E que as experiências de descentralização que foram implementadas em vários países da região,

(...) evidenciaram que as relações centro-periferia reproduzem os padrões de dependência em relação ao poder central, dado que a estrutura fiscal permanece favorecendo a captação de recursos a nível central. Por outro lado, os programas de capacitação dependem de critérios financeiros e os recursos vêm decrescendo com o descomprometi mento do governo central. (ROSAR, 1997, p. 112).

Igual conclusão chegou Cunil (1999) ao estudar o processo de descentralização do ensino na América Latina, especialmente no Chile. Para a autora, a descentralização se converteu numa estratégia para promover a retirada do Estado, sendo executada em duas faces: a privatização e a municipalização. Concluiu que nenhuma das reformas de descentralização conseguiu que o acesso, a eficiência ou a qualidade da educação sejam mais equitativamente distribuídas. Os estudos informam de um aumento da iniqüidade em conseqüência da transferência da autoridade para níveis mais baixos.

De maneira que não necessariamente maiores níveis de descentralização estatal não social redundam em mais e melhores políticas sociais que ampliam os direitos econômicos e sociais e fortalecem os níveis de auto- organização política e de auto-organização social. (Idem, p. 44).

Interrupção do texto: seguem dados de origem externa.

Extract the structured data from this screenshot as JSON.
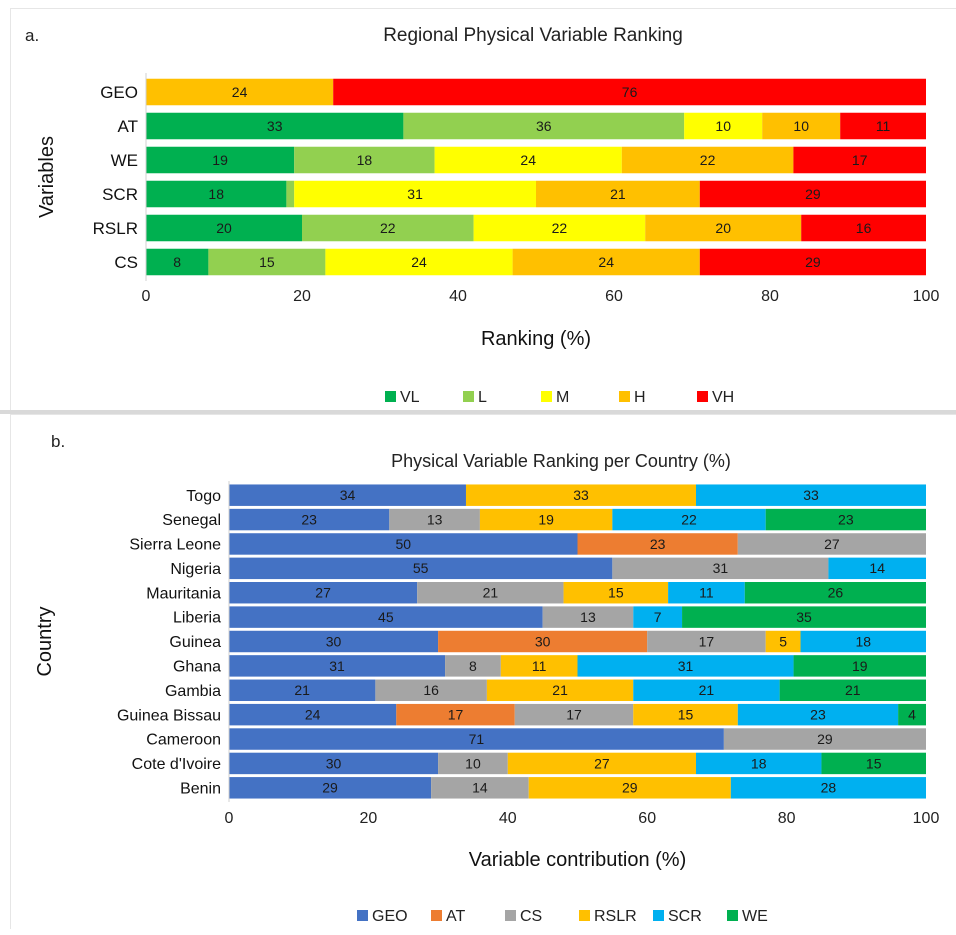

Interessa ao nosso trabalho detectar os principais fatores que determinam a aceitação ou não dos entes federados de políticas de descentralização de políticas sociais, no caso a educacional. Arretche (2000) nos oferece elementos importantes. Para a autora os fatores determinantes de um processo de descentralização de políticas sociais podem ser classificados

em fatores de tipo estrutural (de natureza econômica ou político-adminstrativa), fatores de tipo institucional e ainda fatores ligados à ação política (relação entre os três níveis de governo ou relações entre Estado e sociedade).

Por fator estrutural compreende-se a possibilidade de um governo assumir atribuições de gestão em programas sociais, o que depende diretamente de sua capacidade de gasto ou de sua capacitação político-administrativa.

É necessário também levar em conta a interferência de fatores relacionados à natureza das instituições em que se tomam as decisões e se implementam as reformas. Para isso a autora trabalha com três variáveis ligadas aos fatores institucionais. A primeira diz respeito ao legado das políticas prévias, ou seja, os processos de reforma de programas sociais são influenciados pela herança institucional dos programas anteriores, pela capacidade técnica instalada, pelos interesses ligados ao desenho anterior que operam resistência à mudança. A segunda é relativa a existência de regras constitucionais que normatizam as competências entre níveis de governo, pois estas facilitarão ou impedirão determinados desenhos. E por último, deve-se considerar a engenharia operacional das políticas propostas.

O último fator considerado pela autora é a ação política. Isso tem a ver com a natureza das relações entre Estado e Sociedade, vinculada a cultura cívica e, sobretudo, com as relações entre níveis de governo. Assim “(...) em Estados federativos, estratégias de indução de um nível mais abrangente podem ter impacto sobre a produção de políticas públicas deste último” (ARRETCHE, 2000, p. 33).